Sticking with the benefits of being around others, though, we find the social benefits are evident too. We create a set of norms people accept, we find ways to challenge those and create something new, we find ways to entertain others and give joy, we find ways of making things happen simply by talking.
Add social media and technology to the mix and the opportunities for finding social groups that are supportive and positive are in abundance. Speaking for myself, I enjoy being able to step into different communities of interest depending on what I’m looking for at that time. I’ve often thought about keeping seperate Twitter accounts for different purposes, and then remember that I am all of my interests, and not one of them is more or less important than the other.
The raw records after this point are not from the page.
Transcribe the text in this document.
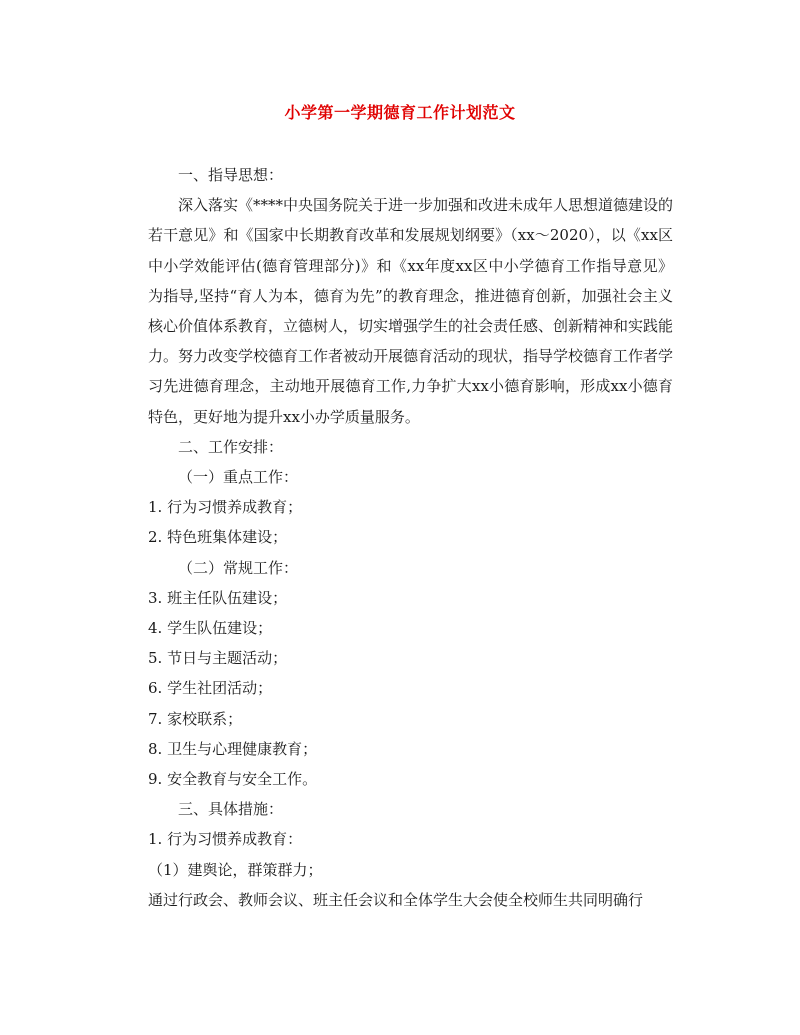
小学第一学期德育工作计划范文

一、指导思想：

深入落实《****中央国务院关于进一步加强和改进未成年人思想道德建设的
若干意见》和《国家中长期教育改革和发展规划纲要》（xx～2020），以《xx区
中小学效能评估(德育管理部分)》和《xx年度xx区中小学德育工作指导意见》
为指导,坚持“育人为本，德育为先”的教育理念，推进德育创新，加强社会主义
核心价值体系教育，立德树人，切实增强学生的社会责任感、创新精神和实践能
力。努力改变学校德育工作者被动开展德育活动的现状，指导学校德育工作者学
习先进德育理念，主动地开展德育工作,力争扩大xx小德育影响，形成xx小德育
特色，更好地为提升xx小办学质量服务。

二、工作安排：

（一）重点工作：

1. 行为习惯养成教育；

2. 特色班集体建设；

（二）常规工作：

3. 班主任队伍建设；

4. 学生队伍建设；

5. 节日与主题活动；

6. 学生社团活动；

7. 家校联系；

8. 卫生与心理健康教育；

9. 安全教育与安全工作。

三、具体措施：

1. 行为习惯养成教育：

（1）建舆论，群策群力；

通过行政会、教师会议、班主任会议和全体学生大会使全校师生共同明确行
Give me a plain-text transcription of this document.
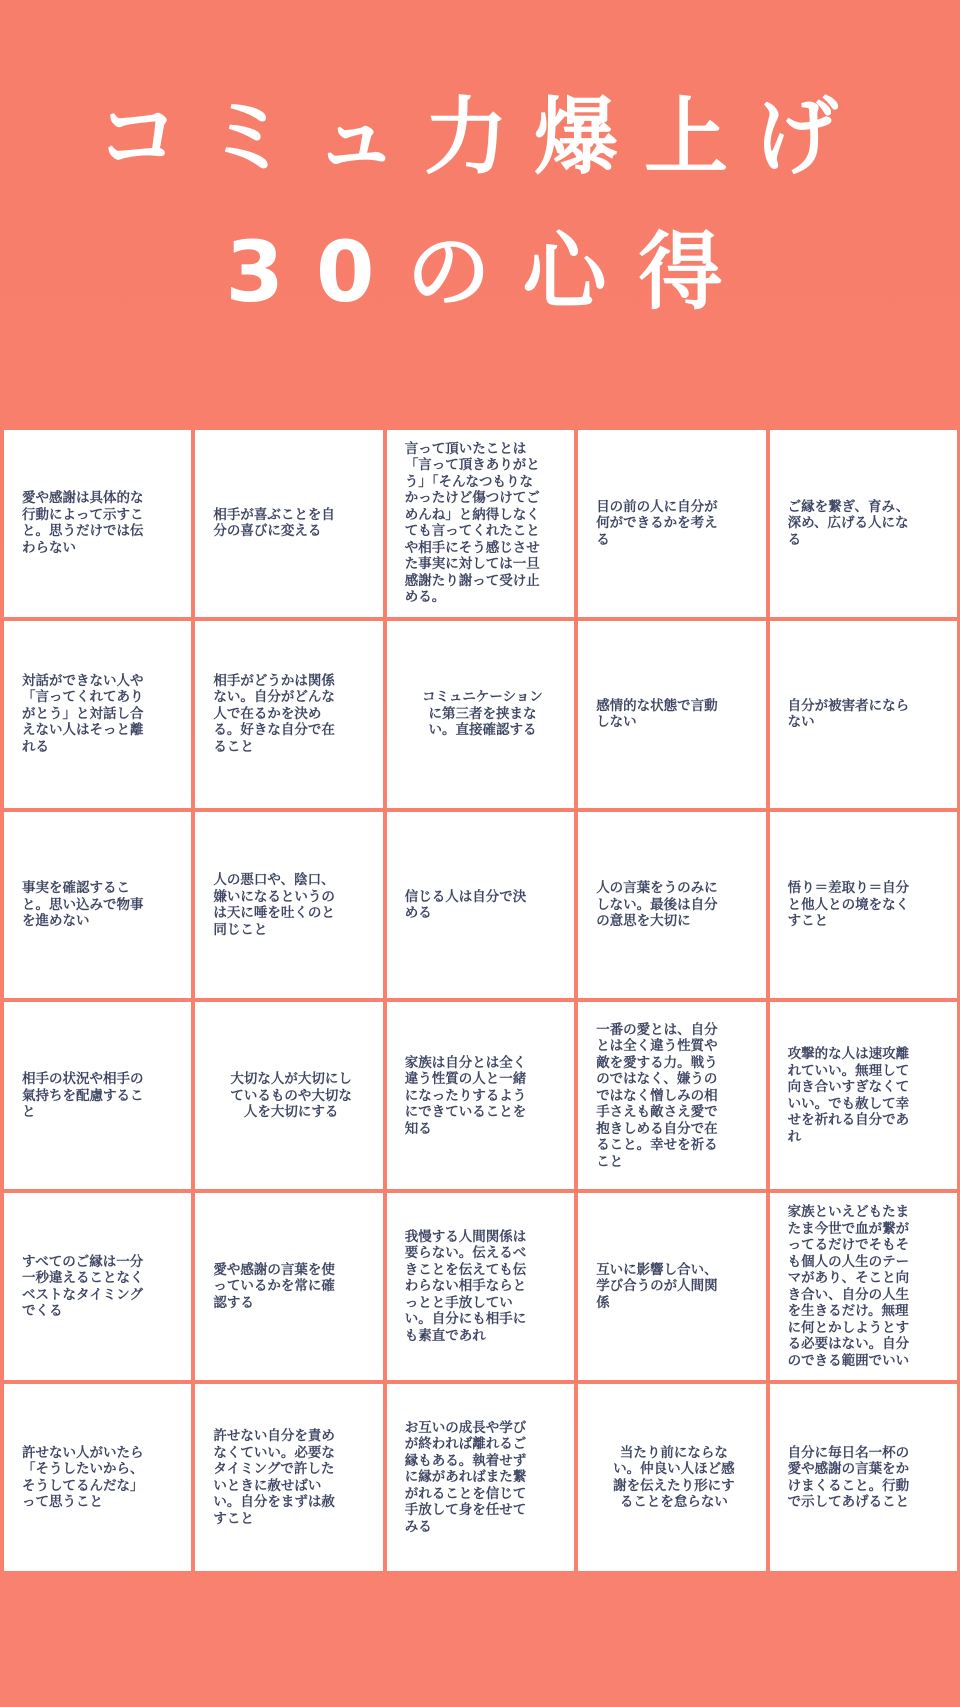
コミュ力爆上げ
30の心得
愛や感謝は具体的な
行動によって示すこ
と。思うだけでは伝
わらない
相手が喜ぶことを自
分の喜びに変える
言って頂いたことは
「言って頂きありがと
う」「そんなつもりな
かったけど傷つけてご
めんね」と納得しなく
ても言ってくれたこと
や相手にそう感じさせ
た事実に対しては一旦
感謝たり謝って受け止
める。
目の前の人に自分が
何ができるかを考え
る
ご縁を繋ぎ、育み、
深め、広げる人にな
る
対話ができない人や
「言ってくれてあり
がとう」と対話し合
えない人はそっと離
れる
相手がどうかは関係
ない。自分がどんな
人で在るかを決め
る。好きな自分で在
ること
コミュニケーション
に第三者を挟まな
い。直接確認する
感情的な状態で言動
しない
自分が被害者になら
ない
事実を確認するこ
と。思い込みで物事
を進めない
人の悪口や、陰口、
嫌いになるというの
は天に唾を吐くのと
同じこと
信じる人は自分で決
める
人の言葉をうのみに
しない。最後は自分
の意思を大切に
悟り＝差取り＝自分
と他人との境をなく
すこと
相手の状況や相手の
氣持ちを配慮するこ
と
大切な人が大切にし
ているものや大切な
人を大切にする
家族は自分とは全く
違う性質の人と一緒
になったりするよう
にできていることを
知る
一番の愛とは、自分
とは全く違う性質や
敵を愛する力。戦う
のではなく、嫌うの
ではなく憎しみの相
手さえも敵さえ愛で
抱きしめる自分で在
ること。幸せを祈る
こと
攻撃的な人は速攻離
れていい。無理して
向き合いすぎなくて
いい。でも赦して幸
せを祈れる自分であ
れ
すべてのご縁は一分
一秒違えることなく
ベストなタイミング
でくる
愛や感謝の言葉を使
っているかを常に確
認する
我慢する人間関係は
要らない。伝えるべ
きことを伝えても伝
わらない相手ならと
っとと手放してい
い。自分にも相手に
も素直であれ
互いに影響し合い、
学び合うのが人間関
係
家族といえどもたま
たま今世で血が繋が
ってるだけでそもそ
も個人の人生のテー
マがあり、そこと向
き合い、自分の人生
を生きるだけ。無理
に何とかしようとす
る必要はない。自分
のできる範囲でいい
許せない人がいたら
「そうしたいから、
そうしてるんだな」
って思うこと
許せない自分を責め
なくていい。必要な
タイミングで許した
いときに赦せばい
い。自分をまずは赦
すこと
お互いの成長や学び
が終われば離れるご
縁もある。執着せず
に縁があればまた繋
がれることを信じて
手放して身を任せて
みる
当たり前にならな
い。仲良い人ほど感
謝を伝えたり形にす
ることを怠らない
自分に毎日名一杯の
愛や感謝の言葉をか
けまくること。行動
で示してあげること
And then I want us to consider working environments. We strive to make things matter. Engagement and strategic strategising of strategies for a clear strategy is the name of the game. I’m all for that, and what I remain keenly mindful of is that we aren’t mindful enough of the power of people to find their own way through things. Even when we (HR and L&D) think we’ve found ways to help people, we trip over ourselves to mitigate for risk. There will always be times when someone gets upset, and that is no bad thing. People getting upset keeps us on our toes and ensures we are as inclusive and open about people practice as we can be.
Helping people to find their own way through their day to day tasks though. That’s what we need to focus on. That’s true HR, that’s true learning and development, that’s true coaching, and that’s true organisational development.